Nova Scotia woman cautions others after her 2 dogs euthanized following poisoning
A Nova Scotia woman wants to warn others of the danger signs after her two dogs had to be put down after they ingested a toxic substance.
Sonia German's dogs were put down due to kidney failure.
The Greenwood resident owned a five-year old Alaskan malamute and a two-year-old Shiba Inu.
On Dec. 30, her home security camera captured a theft outside the house, someone spray painting graffiti on her garage door and also slashing her car tires.
German let her dogs out into the backyard at about the same time as the vandalism was happening, though she said she didn't realize that until she checked security footage later.

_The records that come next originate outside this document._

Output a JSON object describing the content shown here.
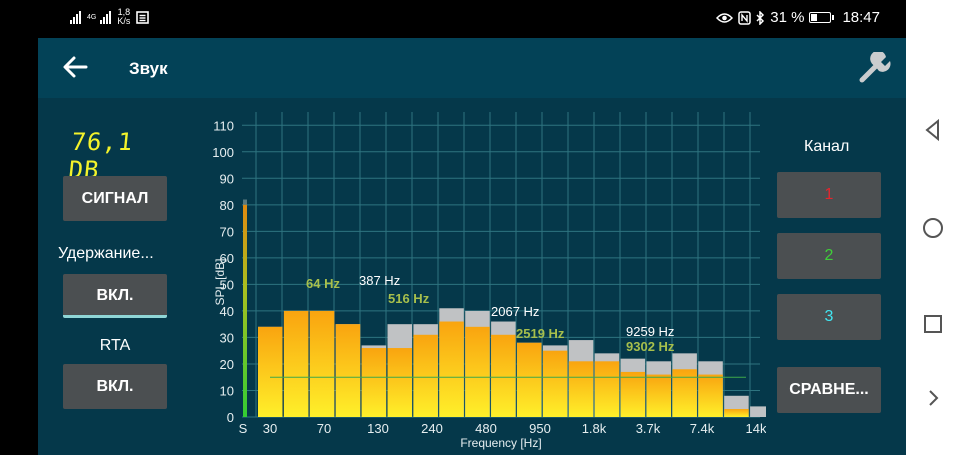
{
  "status_bar": {
    "network_label": "4G",
    "speed_value": "1,8",
    "speed_unit": "K/s",
    "battery_percent": "31 %",
    "time": "18:47"
  },
  "header": {
    "title": "Звук"
  },
  "left_panel": {
    "level_display": "76,1 DB",
    "signal_button": "СИГНАЛ",
    "hold_label": "Удержание...",
    "hold_button": "ВКЛ.",
    "rta_label": "RTA",
    "rta_button": "ВКЛ."
  },
  "right_panel": {
    "channel_label": "Канал",
    "channel_1": "1",
    "channel_2": "2",
    "channel_3": "3",
    "compare_button": "СРАВНЕ..."
  },
  "colors": {
    "background": "#05384a",
    "header": "#034257",
    "bar_top": "#f9a40f",
    "bar_bottom": "#fff02a",
    "peak_hold": "#c0c2c4",
    "grid": "#2e7480",
    "peak_label_yellow": "#a7bf4c",
    "peak_label_white": "#ffffff"
  },
  "chart_data": {
    "type": "bar",
    "ylabel": "SPL [dB]",
    "xlabel": "Frequency [Hz]",
    "ylim": [
      0,
      115
    ],
    "y_ticks": [
      "0",
      "10",
      "20",
      "30",
      "40",
      "50",
      "60",
      "70",
      "80",
      "90",
      "100",
      "110"
    ],
    "x_ticks": [
      "S",
      "30",
      "70",
      "130",
      "240",
      "480",
      "950",
      "1.8k",
      "3.7k",
      "7.4k",
      "14k"
    ],
    "grid": true,
    "bands": 20,
    "values": [
      34,
      40,
      40,
      35,
      26,
      26,
      31,
      36,
      34,
      31,
      28,
      25,
      21,
      21,
      17,
      16,
      18,
      16,
      3,
      0
    ],
    "peak_hold": [
      34,
      40,
      40,
      35,
      27,
      35,
      35,
      41,
      40,
      36,
      28,
      27,
      29,
      24,
      22,
      21,
      24,
      21,
      8,
      4
    ],
    "reference_level": 15,
    "input_meter_level": 80,
    "peak_labels_white": [
      "387 Hz",
      "2067 Hz",
      "9259 Hz"
    ],
    "peak_labels_yellow": [
      "64 Hz",
      "516 Hz",
      "2519 Hz",
      "9302 Hz"
    ]
  }
}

She believes someone could have approached the dogs and poisoned them at that time.
Nova Scotia RCMP are investigating.
Dogs unwell after incidents
German said the dogs had an upset stomach for a few days, but they weren't eating or drinking by the third day. She said the symptoms rapidly worsened after that.
"I was like, OK, something is very wrong," said German, who took the dogs to the vet.
A urine sample revealed kidney failure in both dogs.
She tried fluid therapy for days, but the kidney function remained at zero. Six days later, she had the dogs put down.
A recent necropsy report by Nova Scotia's Animal Health Laboratory stated the dogs ingested ethylene glycol and "the most common source of this chemical is antifreeze."
German said there was no antifreeze inside the house and the dogs didn't leave the yard that day.
She said if she knew the warning signs of dog poisoning — nausea, extreme lethargy and not eating or drinking — she would have taken her dogs to the vet sooner.
According to the website for the Pet Poison Helpline, to be effective, treatment for ethylene glycol poisoning must be administered within eight to 12 hours of ingestion.
"Delayed treatment often is not effective, and once a dog or cat has developed kidney failure, the prognosis is poor," according to the organization.
"If your dog is vomiting more than a couple of times in a day, you should definitely go get them checked out right away," German said.
Scott Saunders, previously an SPCA officer and now a part of a group that advocates for animals, says he has heard of cats ingesting antifreeze. But he said he is not aware of dogs ingesting antifreeze, and two dogs at that.
"It's horrendous," Saunders said. "It's unimaginable, to be honest."
His group, People for Dogs, is offering a $1,000 reward for information leading to a conviction in the matter.
Dogs her best friends
German says her two dogs were her best friends.
"Banjo was the most gentle, caring dog, she said. "Everyone loved him, and I almost put him through to be a therapy dog because he was just so sweet. But he was actually just too kind to be a therapy dog," said
"And Arya — my Shiba — she was just so funny.… When something was wrong, I wasn't feeling well, or if I went through a breakup, she'd be the first to cuddle me."
German said she got another dog, but nothing will ever replace Banjo and Arya.